Something happened to me about a dozen years ago that captures what I am talking about. I had gone on a cross-country trip, a sabbatical I had dreamed about for years. The first week into this three-month journey, I was hiking alone and found myself quite suddenly half-way up a rock formation that was far steeper and sharper than I had imagined. I froze about fifty or sixty feet up a wall impossible for me to continue scaling, with nothing to hold on to. The thought of backing down the rock petrified me and the thought of continuing was equally paralyzing. I literally hung for minutes not knowing what to do, palms sweating. I visualized myself falling all the way down, breaking a leg, arm, back, or neck. Never in my life to this day have I been more frightened. You don’t need a lesson in prayer at a point like that. You just pray, hoping to God or whoever is out there that something will save you. Out of my mouth came, “Lord, save me!” and in my head or heart or somewhere I heard, “He will not suffer your foot to be moved.” To my left, about fifteen feet away was a crevice in the rock. I took a breath and, thanks to some good hiking boots and a gust of trust, I scampered (I lack a more accurate verb) over to the crevice, grabbed its jagged edge, and backed down the rock formation. Then I had to go about a quarter of the way up again to retrieve my hiking stick, which I had thrown down. Thank God, such moments of abject terror do not come too often in my life. But when they do, there is nothing much to do but cry out in utter helplessness, believing that on some level, the Great Consciousness of the Universe (I nickname it “God”) will hear the cry and come to aid. Do you have to put it that way? No. Do you have to believe in God? Not really. Do you have to trust? Absolutely. And in my book, it all amounts to the same thing.

Prayer does not have to be that nail-biting, palm-sweating experience, however. And usually it isn’t. Prayer can as easily be what you do when you sit down to pay your bills, or when you wring your hands over what your daughter will do on her first date, or when you think about how you will get through the morning of tough meetings, or when you start cleaning out the attic of your mother’s house that she didn’t touch the last thirty years of her life.
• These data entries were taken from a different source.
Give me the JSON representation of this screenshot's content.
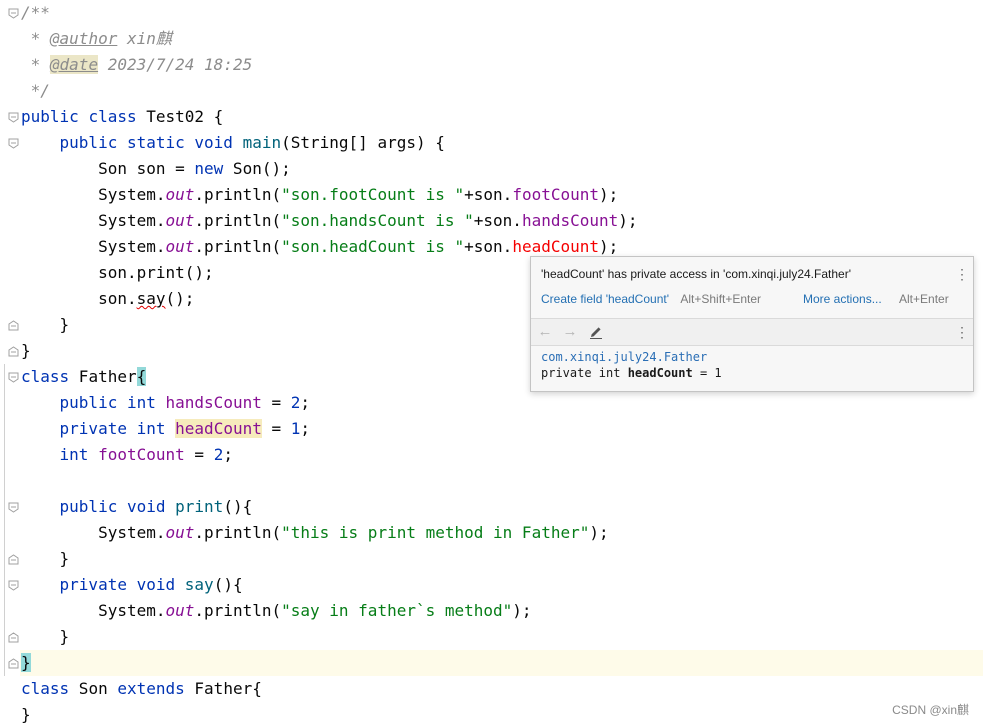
{
  "editor": {
    "lines": [
      [
        {
          "t": "/**",
          "c": "cmt"
        }
      ],
      [
        {
          "t": " * ",
          "c": "cmt"
        },
        {
          "t": "@author",
          "c": "tag"
        },
        {
          "t": " xin麒",
          "c": "cmt"
        }
      ],
      [
        {
          "t": " * ",
          "c": "cmt"
        },
        {
          "t": "@date",
          "c": "tagbox"
        },
        {
          "t": " 2023/7/24 18:25",
          "c": "cmt"
        }
      ],
      [
        {
          "t": " */",
          "c": "cmt"
        }
      ],
      [
        {
          "t": "public",
          "c": "kw"
        },
        {
          "t": " "
        },
        {
          "t": "class",
          "c": "kw"
        },
        {
          "t": " Test02 {"
        }
      ],
      [
        {
          "t": "    "
        },
        {
          "t": "public",
          "c": "kw"
        },
        {
          "t": " "
        },
        {
          "t": "static",
          "c": "kw"
        },
        {
          "t": " "
        },
        {
          "t": "void",
          "c": "kw"
        },
        {
          "t": " "
        },
        {
          "t": "main",
          "c": "mth"
        },
        {
          "t": "(String[] args) {"
        }
      ],
      [
        {
          "t": "        Son son = "
        },
        {
          "t": "new",
          "c": "kw"
        },
        {
          "t": " Son();"
        }
      ],
      [
        {
          "t": "        System."
        },
        {
          "t": "out",
          "c": "stat"
        },
        {
          "t": ".println("
        },
        {
          "t": "\"son.footCount is \"",
          "c": "str"
        },
        {
          "t": "+son."
        },
        {
          "t": "footCount",
          "c": "fld"
        },
        {
          "t": ");"
        }
      ],
      [
        {
          "t": "        System."
        },
        {
          "t": "out",
          "c": "stat"
        },
        {
          "t": ".println("
        },
        {
          "t": "\"son.handsCount is \"",
          "c": "str"
        },
        {
          "t": "+son."
        },
        {
          "t": "handsCount",
          "c": "fld"
        },
        {
          "t": ");"
        }
      ],
      [
        {
          "t": "        System."
        },
        {
          "t": "out",
          "c": "stat"
        },
        {
          "t": ".println("
        },
        {
          "t": "\"son.headCount is \"",
          "c": "str"
        },
        {
          "t": "+son."
        },
        {
          "t": "headCount",
          "c": "err"
        },
        {
          "t": ");"
        }
      ],
      [
        {
          "t": "        son.print();"
        }
      ],
      [
        {
          "t": "        son."
        },
        {
          "t": "say",
          "c": "squiggle"
        },
        {
          "t": "();"
        }
      ],
      [
        {
          "t": "    }"
        }
      ],
      [
        {
          "t": "}"
        }
      ],
      [
        {
          "t": "class",
          "c": "kw"
        },
        {
          "t": " Father"
        },
        {
          "t": "{",
          "c": "brace-hl"
        }
      ],
      [
        {
          "t": "    "
        },
        {
          "t": "public",
          "c": "kw"
        },
        {
          "t": " "
        },
        {
          "t": "int",
          "c": "kw"
        },
        {
          "t": " "
        },
        {
          "t": "handsCount",
          "c": "fld"
        },
        {
          "t": " = "
        },
        {
          "t": "2",
          "c": "kw"
        },
        {
          "t": ";"
        }
      ],
      [
        {
          "t": "    "
        },
        {
          "t": "private",
          "c": "kw"
        },
        {
          "t": " "
        },
        {
          "t": "int",
          "c": "kw"
        },
        {
          "t": " "
        },
        {
          "t": "headCount",
          "c": "fld warn-hl"
        },
        {
          "t": " = "
        },
        {
          "t": "1",
          "c": "kw"
        },
        {
          "t": ";"
        }
      ],
      [
        {
          "t": "    "
        },
        {
          "t": "int",
          "c": "kw"
        },
        {
          "t": " "
        },
        {
          "t": "footCount",
          "c": "fld"
        },
        {
          "t": " = "
        },
        {
          "t": "2",
          "c": "kw"
        },
        {
          "t": ";"
        }
      ],
      [
        {
          "t": ""
        }
      ],
      [
        {
          "t": "    "
        },
        {
          "t": "public",
          "c": "kw"
        },
        {
          "t": " "
        },
        {
          "t": "void",
          "c": "kw"
        },
        {
          "t": " "
        },
        {
          "t": "print",
          "c": "mth"
        },
        {
          "t": "(){"
        }
      ],
      [
        {
          "t": "        System."
        },
        {
          "t": "out",
          "c": "stat"
        },
        {
          "t": ".println("
        },
        {
          "t": "\"this is print method in Father\"",
          "c": "str"
        },
        {
          "t": ");"
        }
      ],
      [
        {
          "t": "    }"
        }
      ],
      [
        {
          "t": "    "
        },
        {
          "t": "private",
          "c": "kw"
        },
        {
          "t": " "
        },
        {
          "t": "void",
          "c": "kw"
        },
        {
          "t": " "
        },
        {
          "t": "say",
          "c": "mth"
        },
        {
          "t": "(){"
        }
      ],
      [
        {
          "t": "        System."
        },
        {
          "t": "out",
          "c": "stat"
        },
        {
          "t": ".println("
        },
        {
          "t": "\"say in father`s method\"",
          "c": "str"
        },
        {
          "t": ");"
        }
      ],
      [
        {
          "t": "    }"
        }
      ],
      [
        {
          "t": "}",
          "c": "brace-hl"
        }
      ],
      [
        {
          "t": "class",
          "c": "kw"
        },
        {
          "t": " Son "
        },
        {
          "t": "extends",
          "c": "kw"
        },
        {
          "t": " Father{"
        }
      ],
      [
        {
          "t": "}"
        }
      ]
    ],
    "highlighted_line": 25,
    "colors": {
      "keyword": "#0033b3",
      "string": "#067d17",
      "field": "#871094",
      "method": "#00627a",
      "error": "#f50000",
      "comment": "#8c8c8c"
    }
  },
  "popup": {
    "message": "'headCount' has private access in 'com.xinqi.july24.Father'",
    "action_label": "Create field 'headCount'",
    "action_shortcut": "Alt+Shift+Enter",
    "more_actions_label": "More actions...",
    "more_actions_shortcut": "Alt+Enter",
    "doc_class": "com.xinqi.july24.Father",
    "doc_declaration_prefix": "private int ",
    "doc_declaration_name": "headCount",
    "doc_declaration_suffix": " = 1",
    "icons": {
      "back": "arrow-left-icon",
      "forward": "arrow-right-icon",
      "edit": "edit-source-icon",
      "menu": "more-vertical-icon"
    }
  },
  "watermark": "CSDN @xin麒"
}
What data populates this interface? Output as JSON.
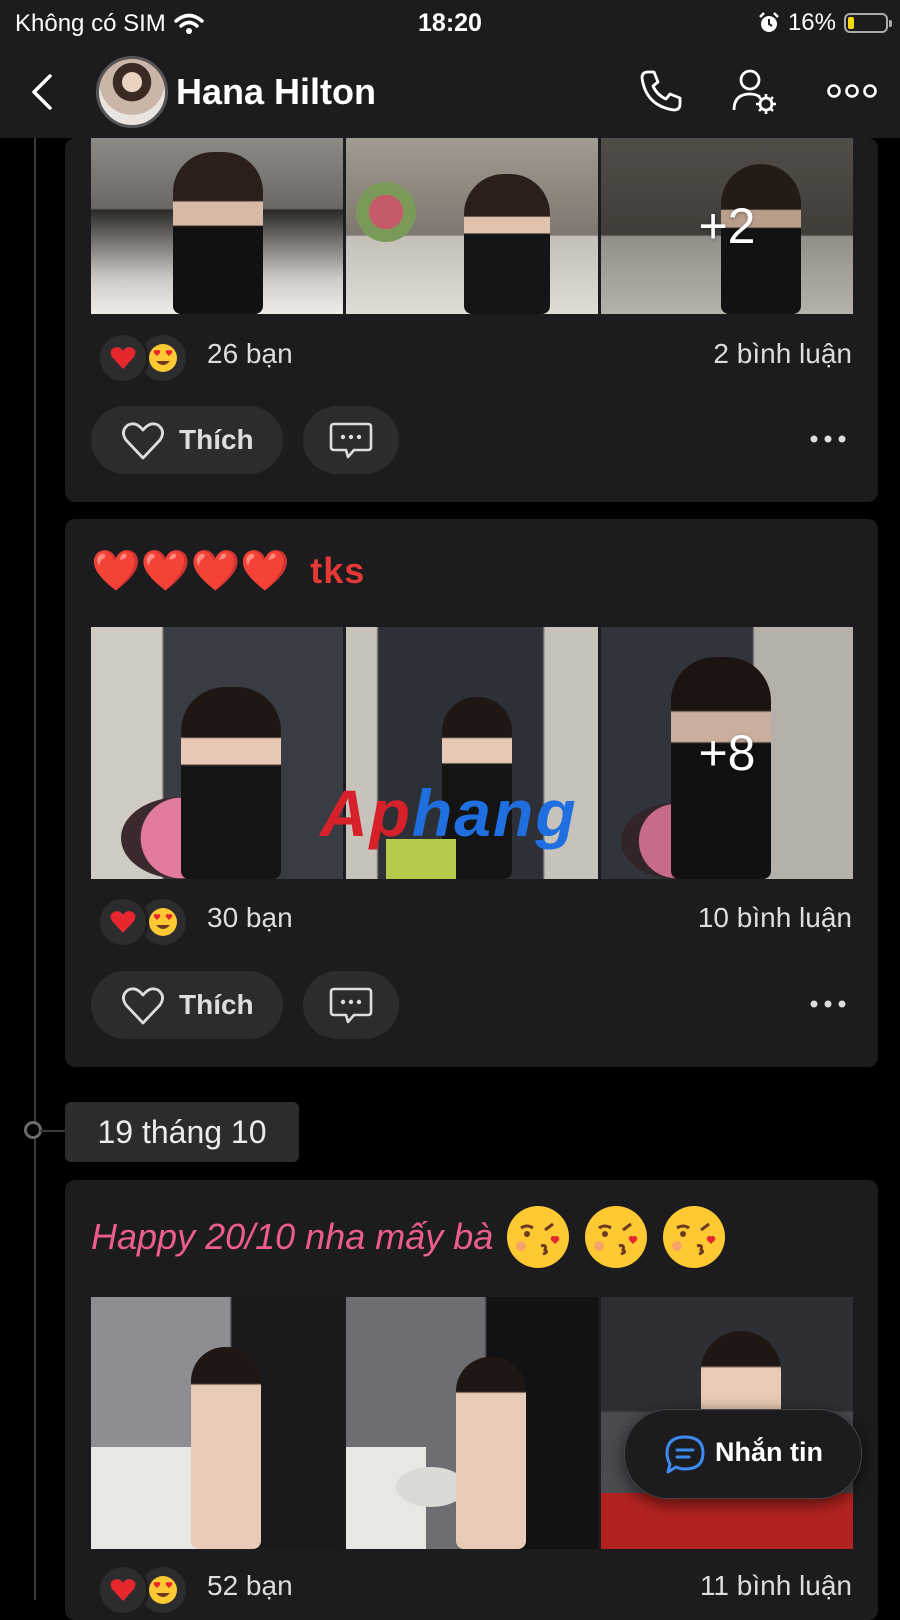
{
  "status_bar": {
    "carrier": "Không có SIM",
    "time": "18:20",
    "battery_pct": "16%"
  },
  "header": {
    "name": "Hana Hilton"
  },
  "posts": [
    {
      "caption": "",
      "more_photos": "+2",
      "reaction_count": "26 bạn",
      "comment_count": "2 bình luận",
      "like_label": "Thích"
    },
    {
      "caption": "❤️❤️❤️❤️",
      "caption_suffix": "tks",
      "more_photos": "+8",
      "reaction_count": "30 bạn",
      "comment_count": "10 bình luận",
      "like_label": "Thích"
    },
    {
      "caption": "Happy 20/10 nha mấy bà",
      "reaction_count": "52 bạn",
      "comment_count": "11 bình luận"
    }
  ],
  "date_separator": "19 tháng 10",
  "message_button": {
    "label": "Nhắn tin"
  },
  "watermark": {
    "part1": "Ap",
    "part2": "hang"
  },
  "colors": {
    "background": "#000000",
    "card": "#1c1c1e",
    "caption_red": "#e53935",
    "caption_pink": "#ec5d8e",
    "battery_low": "#f5d90a"
  }
}
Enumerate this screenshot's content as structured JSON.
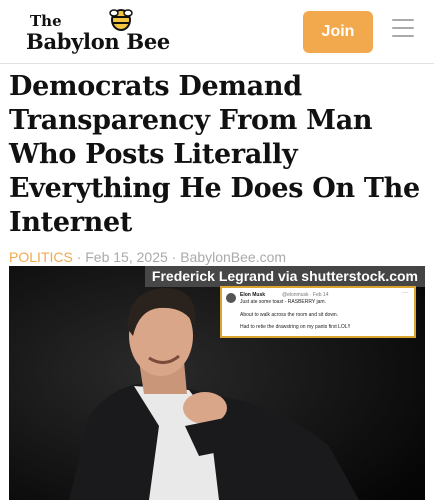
{
  "header": {
    "logo_the": "The",
    "logo_word": "Babylon Bee",
    "join_label": "Join"
  },
  "article": {
    "headline": "Democrats Demand Transparency From Man Who Posts Literally Everything He Does On The Internet",
    "category": "POLITICS",
    "date": "Feb 15, 2025",
    "source": "BabylonBee.com",
    "separator": "·"
  },
  "image": {
    "credit": "Frederick Legrand via shutterstock.com",
    "tweet": {
      "name": "Elon Musk",
      "handle": "@elonmusk · Feb 14",
      "line1": "Just ate some toast - RASBERRY jam.",
      "line2": "About to walk across the room and sit down.",
      "line3": "Had to retie the drawstring on my pants first LOL!!",
      "more": "···"
    }
  },
  "colors": {
    "accent": "#f2a94e",
    "text": "#111111",
    "meta": "#aaaaaa"
  },
  "icons": [
    "bee-icon",
    "hamburger-menu-icon",
    "verified-icon"
  ]
}
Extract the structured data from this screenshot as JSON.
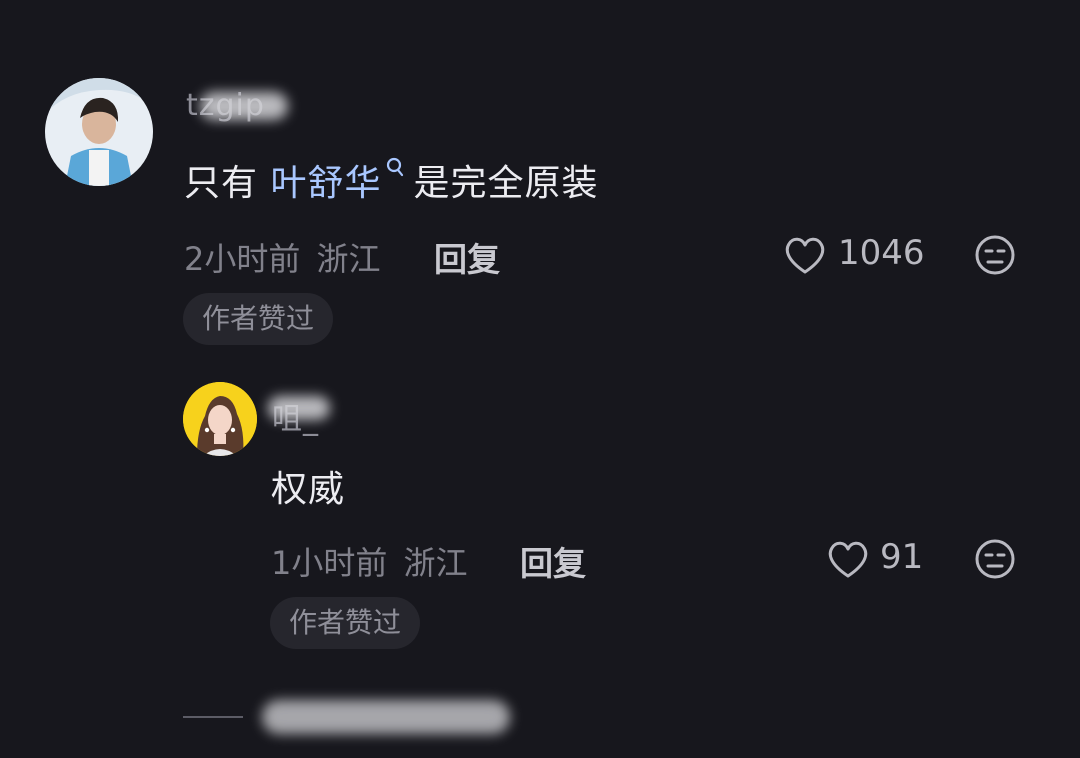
{
  "comment1": {
    "username": "tzgip",
    "text_before": "只有 ",
    "highlight": "叶舒华",
    "text_after": "是完全原装",
    "time": "2小时前",
    "location": "浙江",
    "reply_label": "回复",
    "likes": "1046",
    "badge": "作者赞过"
  },
  "comment2": {
    "username": "咀_",
    "text": "权威",
    "time": "1小时前",
    "location": "浙江",
    "reply_label": "回复",
    "likes": "91",
    "badge": "作者赞过"
  },
  "icons": {
    "like": "heart-outline-icon",
    "dislike": "unhappy-face-icon",
    "search": "search-icon"
  },
  "colors": {
    "background": "#17171d",
    "highlight": "#a9c7ff",
    "avatar2_ring": "#f7d21c"
  }
}
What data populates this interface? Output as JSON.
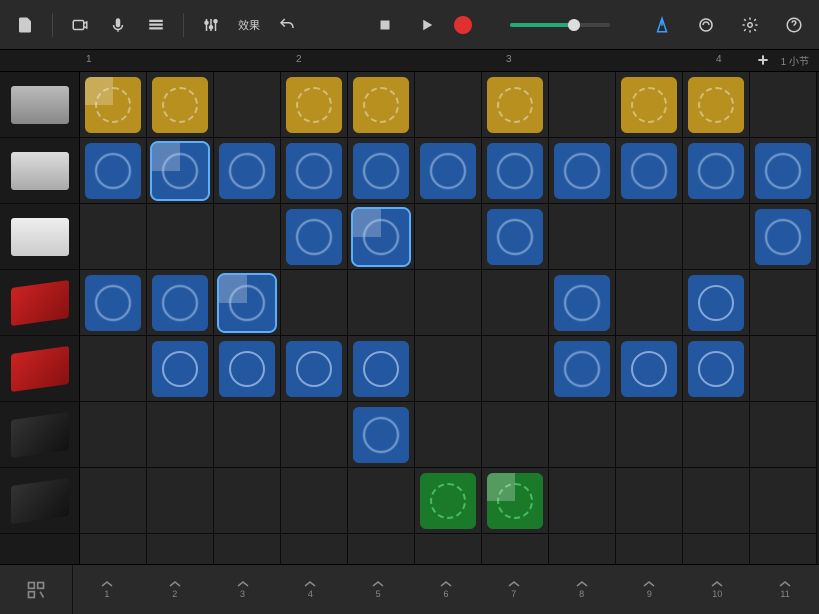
{
  "toolbar": {
    "fx_label": "效果"
  },
  "ruler": {
    "marks": [
      "1",
      "2",
      "3",
      "4"
    ],
    "zoom": "1 小节"
  },
  "tracks": [
    {
      "name": "drums-1",
      "style": "ti-drum1"
    },
    {
      "name": "drums-2",
      "style": "ti-drum2"
    },
    {
      "name": "synth-1",
      "style": "ti-synth"
    },
    {
      "name": "keys-red-1",
      "style": "ti-keys-red"
    },
    {
      "name": "keys-red-2",
      "style": "ti-keys-red"
    },
    {
      "name": "keys-dark-1",
      "style": "ti-keys-dark"
    },
    {
      "name": "keys-dark-2",
      "style": "ti-keys-dark"
    }
  ],
  "cols": 11,
  "rows": 8,
  "cells": [
    {
      "r": 0,
      "c": 0,
      "color": "yellow",
      "playing": true
    },
    {
      "r": 0,
      "c": 1,
      "color": "yellow"
    },
    {
      "r": 0,
      "c": 3,
      "color": "yellow"
    },
    {
      "r": 0,
      "c": 4,
      "color": "yellow"
    },
    {
      "r": 0,
      "c": 6,
      "color": "yellow"
    },
    {
      "r": 0,
      "c": 8,
      "color": "yellow"
    },
    {
      "r": 0,
      "c": 9,
      "color": "yellow"
    },
    {
      "r": 1,
      "c": 0,
      "color": "blue",
      "wavy": true
    },
    {
      "r": 1,
      "c": 1,
      "color": "blue",
      "wavy": true,
      "playing": true,
      "selected": true
    },
    {
      "r": 1,
      "c": 2,
      "color": "blue",
      "wavy": true
    },
    {
      "r": 1,
      "c": 3,
      "color": "blue",
      "wavy": true
    },
    {
      "r": 1,
      "c": 4,
      "color": "blue",
      "wavy": true
    },
    {
      "r": 1,
      "c": 5,
      "color": "blue",
      "wavy": true
    },
    {
      "r": 1,
      "c": 6,
      "color": "blue",
      "wavy": true
    },
    {
      "r": 1,
      "c": 7,
      "color": "blue",
      "wavy": true
    },
    {
      "r": 1,
      "c": 8,
      "color": "blue",
      "wavy": true
    },
    {
      "r": 1,
      "c": 9,
      "color": "blue",
      "wavy": true
    },
    {
      "r": 1,
      "c": 10,
      "color": "blue",
      "wavy": true
    },
    {
      "r": 2,
      "c": 3,
      "color": "blue",
      "wavy": true
    },
    {
      "r": 2,
      "c": 4,
      "color": "blue",
      "wavy": true,
      "playing": true,
      "selected": true
    },
    {
      "r": 2,
      "c": 6,
      "color": "blue",
      "wavy": true
    },
    {
      "r": 2,
      "c": 10,
      "color": "blue",
      "wavy": true
    },
    {
      "r": 3,
      "c": 0,
      "color": "blue",
      "wavy": true
    },
    {
      "r": 3,
      "c": 1,
      "color": "blue",
      "wavy": true
    },
    {
      "r": 3,
      "c": 2,
      "color": "blue",
      "wavy": true,
      "playing": true,
      "selected": true
    },
    {
      "r": 3,
      "c": 7,
      "color": "blue",
      "wavy": true
    },
    {
      "r": 3,
      "c": 9,
      "color": "blue",
      "solid": true
    },
    {
      "r": 4,
      "c": 1,
      "color": "blue",
      "solid": true
    },
    {
      "r": 4,
      "c": 2,
      "color": "blue",
      "solid": true
    },
    {
      "r": 4,
      "c": 3,
      "color": "blue",
      "solid": true
    },
    {
      "r": 4,
      "c": 4,
      "color": "blue",
      "solid": true
    },
    {
      "r": 4,
      "c": 7,
      "color": "blue",
      "wavy": true
    },
    {
      "r": 4,
      "c": 8,
      "color": "blue",
      "solid": true
    },
    {
      "r": 4,
      "c": 9,
      "color": "blue",
      "solid": true
    },
    {
      "r": 5,
      "c": 4,
      "color": "blue",
      "wavy": true
    },
    {
      "r": 6,
      "c": 5,
      "color": "green",
      "green": true
    },
    {
      "r": 6,
      "c": 6,
      "color": "green",
      "green": true,
      "playing": true
    }
  ],
  "footer": {
    "cols": [
      "1",
      "2",
      "3",
      "4",
      "5",
      "6",
      "7",
      "8",
      "9",
      "10",
      "11"
    ]
  }
}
And even those things are more dramatic than prayer needs to be. Little by little, day by day, it is practicing letting go: a little bit here, a little bit there, until we come to find ourselves a bit freer than we were last year this time, a bit more able to trust that the one who clothes the grass of the fields, which today is, and tomorrow is cast into the oven, will clothe us of little faith.

And as for the birds, I recall a rhyme I heard as a child, which still inspires me during the times when clouds darken and fears mount:

Said the robin to the sparrow,
“There’s one thing I’d like to know—
Why these anxious human beings
Rush around and worry so.”

Said the sparrow to the robin,
“I think that it must be
That they have no heavenly Father
Such as cares for you and me.”


Even in our darkest hour, whether of our own making or despite our best efforts or quite by cosmic chance, we are undergirded by a fundamental Goodness, protected by countless throngs of ancestors and spirits, loved everlastingly by the Mother of God and the hosts of heaven, saved by the strong hand of the Son of Man, shielded by the Love of a Provident God who values each one of us as if we were the one and only inhabitant of the world. Then when Fear knocks at the door and Trust answers, Trust always finds that no one is there.